L’arrêt rendu par la Cour de justice des Communautés européennes s’inscrit dans le cadre d’un contentieux relatif à la validité d’un règlement instituant des mesures de défense commerciale. Un règlement du Conseil avait imposé un droit compensateur définitif sur les importations de fils en acier inoxydable originaires de l’Inde, en se fondant sur l’existence d’un préjudice important pour l’industrie communautaire causé par ces importations subventionnées. Des producteurs exportateurs indiens ont contesté la validité de ce règlement devant une juridiction nationale, qui a saisi la Cour de justice d’une question préjudicielle. Les requérants au principal soutenaient que l’analyse du préjudice était viciée, car les institutions communautaires n’auraient pas correctement tenu compte de l’incidence d’une pratique anticoncurrentielle des producteurs communautaires eux-mêmes.

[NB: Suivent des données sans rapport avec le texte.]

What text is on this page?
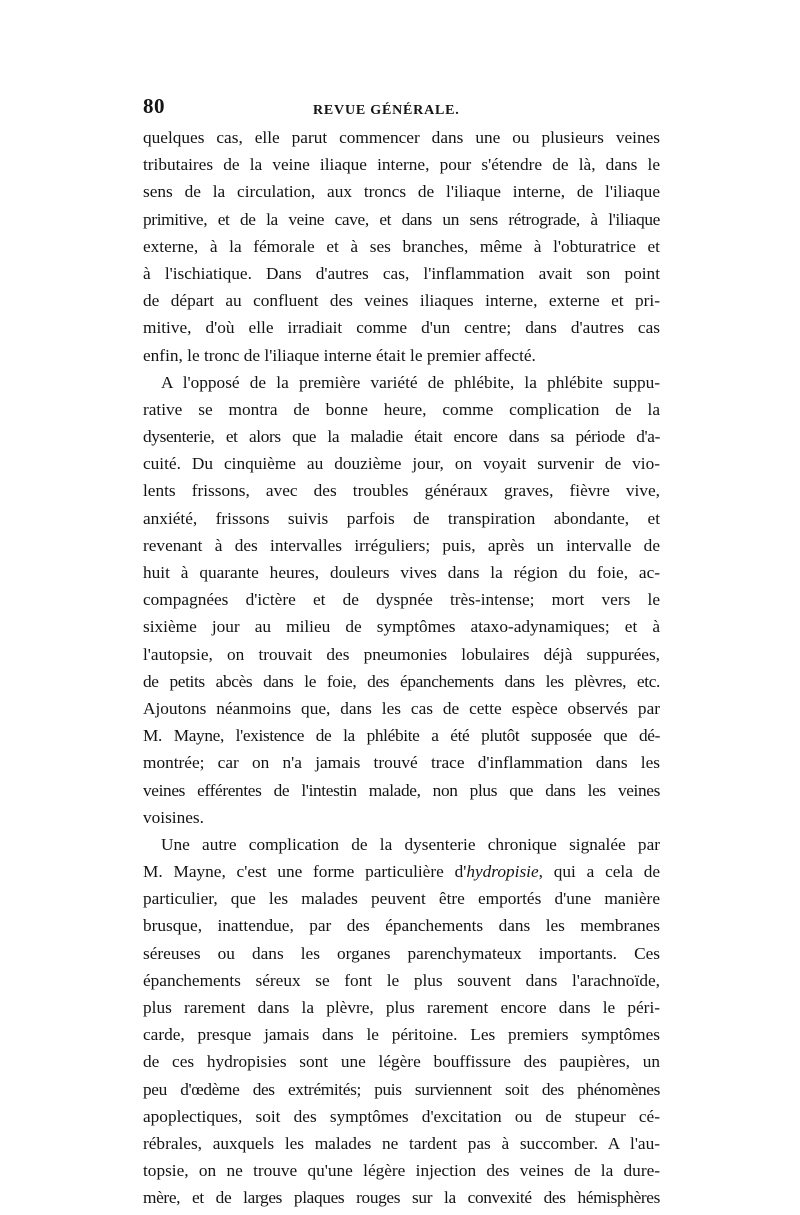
80	REVUE GÉNÉRALE.
quelques cas, elle parut commencer dans une ou plusieurs veines
tributaires de la veine iliaque interne, pour s'étendre de là, dans le
sens de la circulation, aux troncs de l'iliaque interne, de l'iliaque
primitive, et de la veine cave, et dans un sens rétrograde, à l'iliaque
externe, à la fémorale et à ses branches, même à l'obturatrice et
à l'ischiatique. Dans d'autres cas, l'inflammation avait son point
de départ au confluent des veines iliaques interne, externe et pri-
mitive, d'où elle irradiait comme d'un centre; dans d'autres cas
enfin, le tronc de l'iliaque interne était le premier affecté.
A l'opposé de la première variété de phlébite, la phlébite suppu-
rative se montra de bonne heure, comme complication de la
dysenterie, et alors que la maladie était encore dans sa période d'a-
cuité. Du cinquième au douzième jour, on voyait survenir de vio-
lents frissons, avec des troubles généraux graves, fièvre vive,
anxiété, frissons suivis parfois de transpiration abondante, et
revenant à des intervalles irréguliers; puis, après un intervalle de
huit à quarante heures, douleurs vives dans la région du foie, ac-
compagnées d'ictère et de dyspnée très-intense; mort vers le
sixième jour au milieu de symptômes ataxo-adynamiques; et à
l'autopsie, on trouvait des pneumonies lobulaires déjà suppurées,
de petits abcès dans le foie, des épanchements dans les plèvres, etc.
Ajoutons néanmoins que, dans les cas de cette espèce observés par
M. Mayne, l'existence de la phlébite a été plutôt supposée que dé-
montrée; car on n'a jamais trouvé trace d'inflammation dans les
veines efférentes de l'intestin malade, non plus que dans les veines
voisines.
Une autre complication de la dysenterie chronique signalée par
M. Mayne, c'est une forme particulière d'hydropisie, qui a cela de
particulier, que les malades peuvent être emportés d'une manière
brusque, inattendue, par des épanchements dans les membranes
séreuses ou dans les organes parenchymateux importants. Ces
épanchements séreux se font le plus souvent dans l'arachnoïde,
plus rarement dans la plèvre, plus rarement encore dans le péri-
carde, presque jamais dans le péritoine. Les premiers symptômes
de ces hydropisies sont une légère bouffissure des paupières, un
peu d'œdème des extrémités; puis surviennent soit des phénomènes
apoplectiques, soit des symptômes d'excitation ou de stupeur cé-
rébrales, auxquels les malades ne tardent pas à succomber. A l'au-
topsie, on ne trouve qu'une légère injection des veines de la dure-
mère, et de larges plaques rouges sur la convexité des hémisphères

Cette pratique consistait en une entente sur la fixation d’un « extra d’alliage » pour les produits plats en acier inoxydable, qui aurait artificiellement gonflé les prix des produits longs, dont les fils en acier faisaient partie. Les institutions défendaient leur analyse en arguant que l’effet de cette entente était négligeable sur le produit concerné. Il revenait donc à la Cour de déterminer si les institutions avaient commis une erreur manifeste d’appréciation en évaluant l’existence d’un préjudice et du lien de causalité avec les importations subventionnées, sans isoler de manière plus approfondie les effets de la pratique restrictive des producteurs communautaires. La Cour a conclu que l’examen de la question n’avait révélé aucun élément de nature à affecter la validité du règlement, estimant que les institutions n’avaient pas commis d’erreur manifeste dans leur appréciation.

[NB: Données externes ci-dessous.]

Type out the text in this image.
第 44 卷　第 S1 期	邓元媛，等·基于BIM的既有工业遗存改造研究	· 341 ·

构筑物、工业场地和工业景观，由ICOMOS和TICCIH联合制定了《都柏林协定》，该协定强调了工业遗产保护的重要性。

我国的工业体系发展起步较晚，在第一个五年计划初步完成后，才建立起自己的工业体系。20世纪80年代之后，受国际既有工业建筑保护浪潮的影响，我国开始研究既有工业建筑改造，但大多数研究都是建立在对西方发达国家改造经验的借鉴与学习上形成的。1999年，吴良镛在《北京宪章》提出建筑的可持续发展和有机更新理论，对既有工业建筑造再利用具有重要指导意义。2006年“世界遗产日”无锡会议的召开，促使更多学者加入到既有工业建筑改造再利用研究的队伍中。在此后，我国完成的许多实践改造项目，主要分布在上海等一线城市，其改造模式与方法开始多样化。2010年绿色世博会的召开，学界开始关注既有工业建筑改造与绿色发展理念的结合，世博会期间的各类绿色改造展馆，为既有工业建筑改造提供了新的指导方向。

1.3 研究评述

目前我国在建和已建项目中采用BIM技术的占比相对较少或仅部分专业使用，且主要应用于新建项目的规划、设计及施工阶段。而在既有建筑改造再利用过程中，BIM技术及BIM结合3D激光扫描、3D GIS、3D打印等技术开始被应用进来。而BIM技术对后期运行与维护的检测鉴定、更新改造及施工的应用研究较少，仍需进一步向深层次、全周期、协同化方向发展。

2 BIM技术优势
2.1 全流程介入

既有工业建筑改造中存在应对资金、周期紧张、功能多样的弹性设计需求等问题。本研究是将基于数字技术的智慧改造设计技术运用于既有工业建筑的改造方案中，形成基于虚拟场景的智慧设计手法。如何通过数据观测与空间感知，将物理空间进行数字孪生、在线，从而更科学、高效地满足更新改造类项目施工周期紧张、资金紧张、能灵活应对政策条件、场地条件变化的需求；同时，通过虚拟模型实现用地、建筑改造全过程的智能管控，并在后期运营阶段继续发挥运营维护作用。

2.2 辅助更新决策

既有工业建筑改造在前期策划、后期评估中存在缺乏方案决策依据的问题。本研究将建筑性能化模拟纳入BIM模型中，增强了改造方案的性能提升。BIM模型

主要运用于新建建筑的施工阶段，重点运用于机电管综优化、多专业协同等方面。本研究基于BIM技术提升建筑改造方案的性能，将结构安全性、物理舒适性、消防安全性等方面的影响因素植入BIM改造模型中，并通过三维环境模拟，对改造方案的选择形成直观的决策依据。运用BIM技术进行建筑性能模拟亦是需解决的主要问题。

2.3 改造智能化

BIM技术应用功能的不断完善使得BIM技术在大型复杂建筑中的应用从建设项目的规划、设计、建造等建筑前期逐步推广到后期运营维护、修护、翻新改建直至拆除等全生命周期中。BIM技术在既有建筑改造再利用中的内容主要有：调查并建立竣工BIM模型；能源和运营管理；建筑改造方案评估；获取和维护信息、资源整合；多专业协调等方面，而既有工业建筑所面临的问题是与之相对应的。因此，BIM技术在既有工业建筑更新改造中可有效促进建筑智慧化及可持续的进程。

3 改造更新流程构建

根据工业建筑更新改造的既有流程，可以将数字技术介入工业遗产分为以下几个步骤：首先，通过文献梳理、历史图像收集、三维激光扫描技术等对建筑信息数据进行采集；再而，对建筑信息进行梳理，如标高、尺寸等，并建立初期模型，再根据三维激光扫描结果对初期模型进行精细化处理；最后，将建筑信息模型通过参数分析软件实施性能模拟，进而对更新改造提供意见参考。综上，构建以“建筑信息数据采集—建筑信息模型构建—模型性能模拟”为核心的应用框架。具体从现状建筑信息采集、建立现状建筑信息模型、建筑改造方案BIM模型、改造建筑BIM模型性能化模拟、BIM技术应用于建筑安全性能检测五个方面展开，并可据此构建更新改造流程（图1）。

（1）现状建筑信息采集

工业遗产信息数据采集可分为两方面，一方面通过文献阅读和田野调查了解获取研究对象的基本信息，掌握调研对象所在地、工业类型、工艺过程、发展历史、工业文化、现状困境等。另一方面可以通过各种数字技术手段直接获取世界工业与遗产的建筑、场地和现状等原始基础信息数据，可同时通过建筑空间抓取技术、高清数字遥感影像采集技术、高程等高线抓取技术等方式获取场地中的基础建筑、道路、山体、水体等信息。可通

Il convient d’analyser la solution de la Cour en examinant d’abord la confirmation du large pouvoir d’appréciation des institutions dans l’examen du préjudice (I), avant de s’intéresser à la portée de l’obligation de non-attribution du préjudice à d’autres facteurs (II).

I. La confirmation du large pouvoir d’appréciation des institutions dans l’examen du préjudice

La Cour rappelle d’abord le cadre de son intervention, qui se limite à un contrôle restreint de l’erreur manifeste d’appréciation (A), pour ensuite vérifier que les institutions ont procédé à un examen suffisant de l’incidence de la pratique anticoncurrentielle alléguée (B).

A. Le contrôle restreint de l’erreur manifeste d’appréciation

La Cour réaffirme avec constance sa jurisprudence en matière de politique commerciale. Elle énonce que, dans ce domaine, « les institutions communautaires disposent d’un large pouvoir d’appréciation en raison de la complexité des situations économiques, politiques et juridiques qu’elles doivent examiner ». Cette position de principe justifie un contrôle juridictionnel limité sur les appréciations portées par le Conseil et la Commission. Le juge ne substitue pas sa propre analyse économique à celle des institutions, mais s’assure du respect de certaines garanties fondamentales.

Le contrôle se circonscrit ainsi à « la vérification du respect des règles de procédure, de l’exactitude matérielle des faits retenus, de l’absence d’erreur manifeste d’appréciation de ces faits ou de l’absence de détournement de pouvoir ». En l’espèce, c’est bien l’existence d’une éventuelle erreur manifeste d’appréciation des faits qui est au cœur du litige. La question n’est pas de savoir si l’entente des producteurs communautaires a eu un effet, mais si l’appréciation de cet effet par les institutions comme étant non significatif était manifestement erronée, au point de vicier toute l’analyse du préjudice.

B. L’examen de l’incidence d’une pratique anticoncurrentielle

Le règlement de base impose aux institutions d’examiner les facteurs connus, autres que les importations subventionnées, qui causent un préjudice à l’industrie communautaire, afin de ne pas attribuer à ces importations le dommage résultant d’autres causes. Parmi ces facteurs figurent explicitement « les pratiques commerciales restrictives des producteurs de pays tiers et communautaires ». La Cour vérifie donc si les institutions ont satisfait à cette obligation d’examen.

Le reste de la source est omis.